Fairly common, unfortunately.
The good ones will simply fail to put out any juice when they go bad. The cheap ones will still "work," but will offer zero protection.
I had to replace GFCI outlets every couple of years in our former residence; they'd just die. I've had one or two die here at the new place over the last 5 years or so.
Wow, now this is scary. I caught hell all last week over on another forum about my clothes dryer on the back porch, and lack of GFI protection. The dryer gets wet when it rains (don't use it then), sits on a bare concrete slab, never gotten even a tingle off it. Worst is the static shocks in the winter. Anyway, the outlet box caught on fire little over a week ago, and had to replace it and the dryer's power cord. The new cord was long enough to move the outlet inside the house, so should get wet and burn again.

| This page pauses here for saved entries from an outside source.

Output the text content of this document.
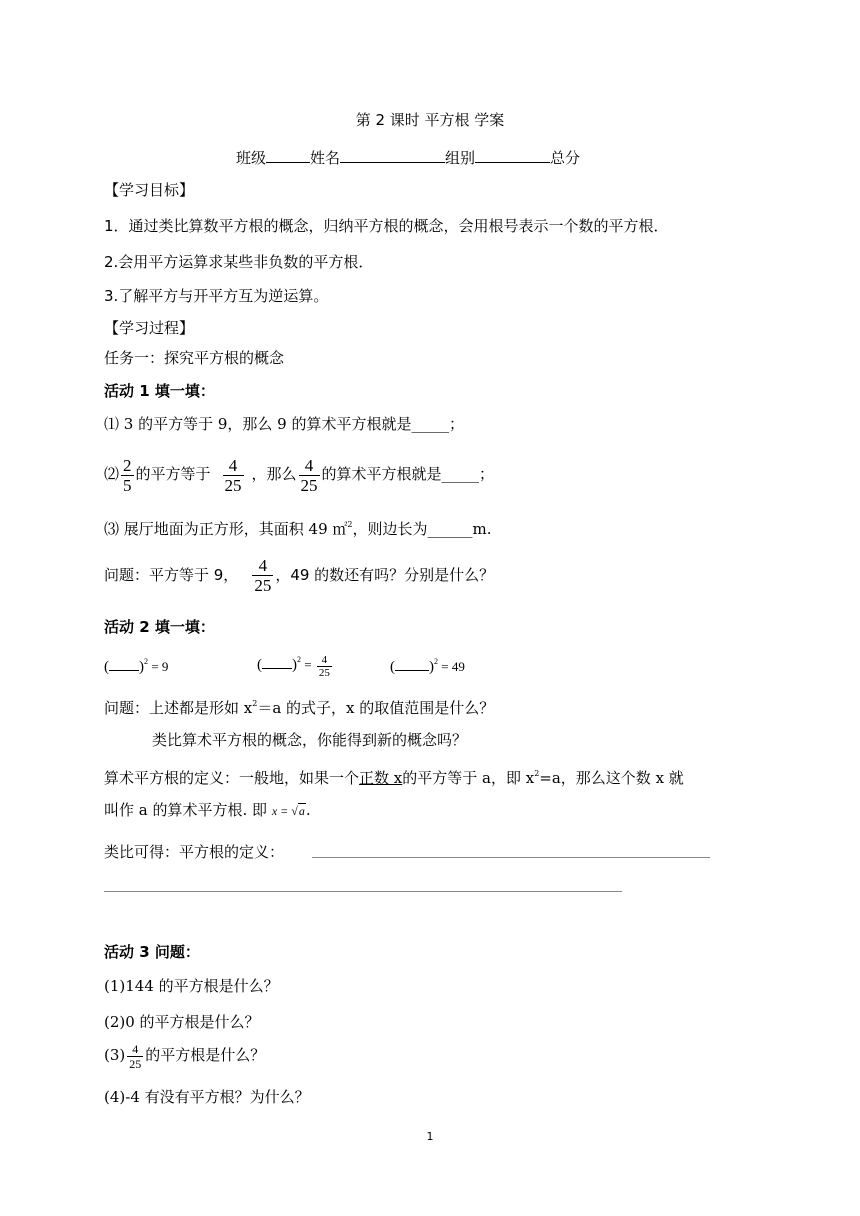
第 2 课时 平方根 学案
班级	姓名	组别	总分
【学习目标】
1．通过类比算数平方根的概念，归纳平方根的概念，会用根号表示一个数的平方根．
2.会用平方运算求某些非负数的平方根．
3.了解平方与开平方互为逆运算。
【学习过程】
任务一：探究平方根的概念
活动 1 填一填：
⑴ 3 的平方等于 9，那么 9 的算术平方根就是_____；
⑵ $\frac{2}{5}$ 的平方等于 $\frac{4}{25}$ ，那么 $\frac{4}{25}$ 的算术平方根就是_____；
⑶ 展厅地面为正方形，其面积 49 ㎡$^2$，则边长为______m.
问题：平方等于 9， $\frac{4}{25}$ ，49 的数还有吗？分别是什么？
活动 2 填一填：
( )$^2$ = 9	( )$^2 = \frac{4}{25}$	( )$^2$ = 49
问题：上述都是形如 $x^2=a$ 的式子，x 的取值范围是什么？
类比算术平方根的概念，你能得到新的概念吗？
算术平方根的定义：一般地，如果一个正数 x的平方等于 a，即 $x^2=a$，那么这个数 x 就
叫作 a 的算术平方根. 即 x = √a.
类比可得：平方根的定义：
活动 3 问题：
(1)144 的平方根是什么？
(2)0 的平方根是什么？
$(3) \frac{4}{25}$ 的平方根是什么？
(4)-4 有没有平方根？为什么？
1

Strange thing was that I wired this up myself about 14 years ago, with no clue about 220, other then it's really unpleasant. I used two hots and a ground off the buss, no neutral (like the water heater and kitchen stove), didn't understand it, but it worked. It's been out there through hurricanes, and catches fire during a very light drizzle... Never know about these things.
Would never have guess there was such a high rate of failure in GFI protection from what I was being told. Kind of glad I just kept with the old wiring, and rely on my deep respect of things that shock. Seems like kind of a false sense of security, kind of like seatbelts in cars. Might reduce injury, or save your life, but no excuse to be reckless, because it most likely will have no effect at all...
Well, you CAN get reliable GFCI equipment. GFCI circuit breakers that go in the electrical panel.
One big objection to the GFCI breakers is that they are far more expensive than the GFCI outlets. There's also the "convenience factor" of having the test/reset buttons and indicator right at the outlet.
With your dryer hook-up, you didn't have a neutral line, nor was it really needed - just L1, L2 and ground for the chassis. If L1 or L2 shorted to ground, the breaker would've tripped. But, it's reall not a good idea to have such appliances (and power connections) set up outdoors. There ARE receptacles/covers that are approved for outdoor use, but they're expensive. Yours probably got corroded with the exposure to the weather, and overheated due to the high resistance connection.
GFCI equipment has improved greatly in the past decade. Newer GFCI outlets will not provide any power if they are hooked up wrong, or if they eventually fail. Many include a convenient LED to show when they are working.
Also, the price of GFCI breakers is now almost as low as that of GFCI outlets.
Very interesting - last time I checked at the big orange hardware store (several years ago), they wanted around $45 for a 15A Square D GFCI breaker for a QO load center. Guess I'll have to check next time I'm at a hardware store.
Just remembered I could check prices online.
QO, 20 Amp Single Pole Ground Fault Circuit Breaker Model 52232, $57.72
But, this is good quality stuff. They regularly test their products to orders of magnitude higher than the ratings, to see what might break, and how they can improve them. I toured the Lexington KY plant quite a while back; they had an impressive operation going on there..
I'd be upset if a $45 breaker failed in just a couple of years. My whole fire damage repair cost me $31.68. Oh well, I guess for some, peace of mind is priceless...
Breakers can also be more intimidating to change out than outlets. The only real advantage I can think of for using a GFCI breaker instead of a GFCI outlet is the certainty of getting the whole circuit protected. The outlet will only protect from ground faults from it's own location outward - and then only if connected to do so.